We won't know the full story until and unless the journalists and their companion in the Kurdistan case gain release, if they do.  Bill Clinton received a welcome in N. Korea--in fact gain entrance at all--because he has dealt with them before, and has their respect.  He and the Obama administration probably made the release of Al Gore's employees from detention a precondition of his trip.  To whom can we turn with such credentials to deal with the Iranians?

But these questions beg the more important one.  If borders can offer such blurred distinctions, or none at all, as in the cases of the Kurdish-Iranian and Chinese-North Korean borders, why do countries invest such charged stakes in them?  Central Americans in southern Texas clearly do not want to stay there.  Kurdistan, however, seems to offer a rather remote, difficult, long, and ultimately very vulnerable route into Iran.  Two journalists operating openly with camera crews on the Chinese-N. Korean border hardly seem to have acted with the subtlety one associates with espionage.  These two countries, Iran and North Korea, have one thing in common beyond their nuclear ambitions:  fear.  Our power frightens them, dwarfing theirs.  Our culture frightens them, threatening their discipline.   More than anything, though, contact frightens them, even in the case of a young Arabic speaker who does not know Farsi.

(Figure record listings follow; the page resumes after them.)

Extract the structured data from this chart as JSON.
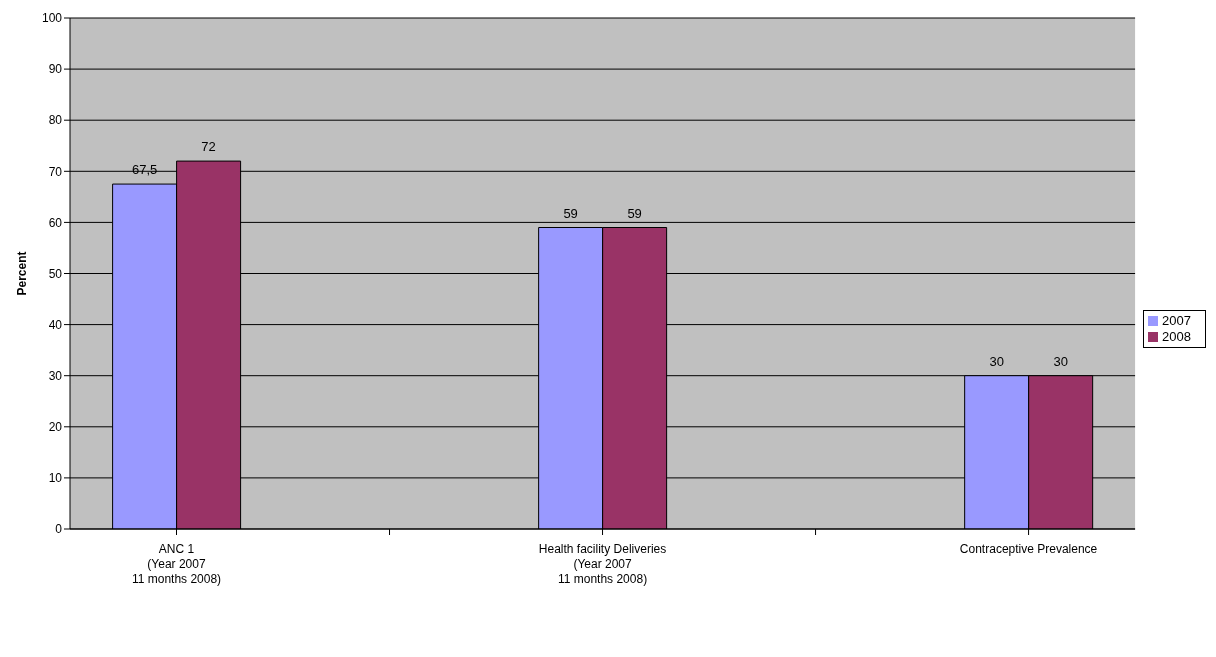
{
  "chart_data": {
    "type": "bar",
    "ylabel": "Percent",
    "categories": [
      "ANC 1\n(Year 2007\n11 months 2008)",
      null,
      "Health facility Deliveries\n(Year 2007\n11 months 2008)",
      null,
      "Contraceptive Prevalence"
    ],
    "series": [
      {
        "name": "2007",
        "color": "#9999ff",
        "values": [
          67.5,
          null,
          59,
          null,
          30
        ],
        "value_labels": [
          "67,5",
          null,
          "59",
          null,
          "30"
        ]
      },
      {
        "name": "2008",
        "color": "#993366",
        "values": [
          72,
          null,
          59,
          null,
          30
        ],
        "value_labels": [
          "72",
          null,
          "59",
          null,
          "30"
        ]
      }
    ],
    "ylim": [
      0,
      100
    ],
    "yticks": [
      0,
      10,
      20,
      30,
      40,
      50,
      60,
      70,
      80,
      90,
      100
    ],
    "grid": "y",
    "legend": "right"
  }
}
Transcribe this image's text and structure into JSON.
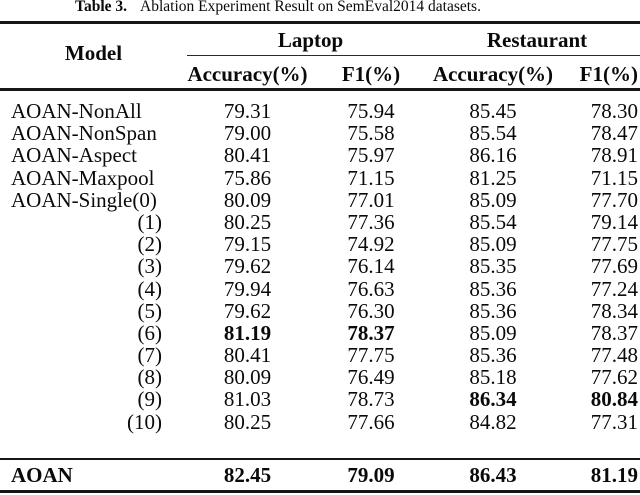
{
  "title": {
    "label": "Table 3.",
    "text": "Ablation Experiment Result on SemEval2014 datasets."
  },
  "table": {
    "model_header": "Model",
    "groups": [
      {
        "label": "Laptop"
      },
      {
        "label": "Restaurant"
      }
    ],
    "sub_headers": [
      "Accuracy(%)",
      "F1(%)",
      "Accuracy(%)",
      "F1(%)"
    ],
    "rows": [
      {
        "model": "AOAN-NonAll",
        "values": [
          "79.31",
          "75.94",
          "85.45",
          "78.30"
        ],
        "bold": [
          false,
          false,
          false,
          false
        ]
      },
      {
        "model": "AOAN-NonSpan",
        "values": [
          "79.00",
          "75.58",
          "85.54",
          "78.47"
        ],
        "bold": [
          false,
          false,
          false,
          false
        ]
      },
      {
        "model": "AOAN-Aspect",
        "values": [
          "80.41",
          "75.97",
          "86.16",
          "78.91"
        ],
        "bold": [
          false,
          false,
          false,
          false
        ]
      },
      {
        "model": "AOAN-Maxpool",
        "values": [
          "75.86",
          "71.15",
          "81.25",
          "71.15"
        ],
        "bold": [
          false,
          false,
          false,
          false
        ]
      },
      {
        "model": "AOAN-Single(0)",
        "values": [
          "80.09",
          "77.01",
          "85.09",
          "77.70"
        ],
        "bold": [
          false,
          false,
          false,
          false
        ]
      },
      {
        "model": "(1)",
        "values": [
          "80.25",
          "77.36",
          "85.54",
          "79.14"
        ],
        "bold": [
          false,
          false,
          false,
          false
        ]
      },
      {
        "model": "(2)",
        "values": [
          "79.15",
          "74.92",
          "85.09",
          "77.75"
        ],
        "bold": [
          false,
          false,
          false,
          false
        ]
      },
      {
        "model": "(3)",
        "values": [
          "79.62",
          "76.14",
          "85.35",
          "77.69"
        ],
        "bold": [
          false,
          false,
          false,
          false
        ]
      },
      {
        "model": "(4)",
        "values": [
          "79.94",
          "76.63",
          "85.36",
          "77.24"
        ],
        "bold": [
          false,
          false,
          false,
          false
        ]
      },
      {
        "model": "(5)",
        "values": [
          "79.62",
          "76.30",
          "85.36",
          "78.34"
        ],
        "bold": [
          false,
          false,
          false,
          false
        ]
      },
      {
        "model": "(6)",
        "values": [
          "81.19",
          "78.37",
          "85.09",
          "78.37"
        ],
        "bold": [
          true,
          true,
          false,
          false
        ]
      },
      {
        "model": "(7)",
        "values": [
          "80.41",
          "77.75",
          "85.36",
          "77.48"
        ],
        "bold": [
          false,
          false,
          false,
          false
        ]
      },
      {
        "model": "(8)",
        "values": [
          "80.09",
          "76.49",
          "85.18",
          "77.62"
        ],
        "bold": [
          false,
          false,
          false,
          false
        ]
      },
      {
        "model": "(9)",
        "values": [
          "81.03",
          "78.73",
          "86.34",
          "80.84"
        ],
        "bold": [
          false,
          false,
          true,
          true
        ]
      },
      {
        "model": "(10)",
        "values": [
          "80.25",
          "77.66",
          "84.82",
          "77.31"
        ],
        "bold": [
          false,
          false,
          false,
          false
        ]
      }
    ],
    "footer": {
      "model": "AOAN",
      "values": [
        "82.45",
        "79.09",
        "86.43",
        "81.19"
      ]
    }
  }
}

Borders matter to both countries; they have in many places a semi-sacred quality.  Since the Iranians consider the Kurds apostate, perhaps one can say sacred without exaggerating.  An unmarried couple traveling together offends and frightens the Iranians; westernized Chinese-Americans signal a way of life banned in North Korea, despite Kim Jong Il's fascination with it.  Both countries fear any sign of American espionage at a very fragile moment.  What look to us like attractive young professional women and some slightly disoriented if not foolish young free-lancers and their traveling companion, look to the North Koreans and the Iranians as frightening as the bear and I looked to each other that noontime in the woods overlooking Lake Willoughby.  

1 comment:

  1. I love the image of you facing the bear. I love that he was just as scared as you were. So often, we feel we must prepare for the worst. Clang the pots to heaven as they instruct or just meet adversity head on.

    In self-help literature, we read about the road less traveled and the Robert Frost inspired path not taken. Often, this advice is hollow as both the author and the reader will never heed the advice.

    You did. You stopped in the middle of your dissertation to get perspective like so few of us would ever consider. We just plod along and feel sorry for ourselves.

    It is crucial to heed borders and to figure out how to cross them. You did both and are an example to all who read you.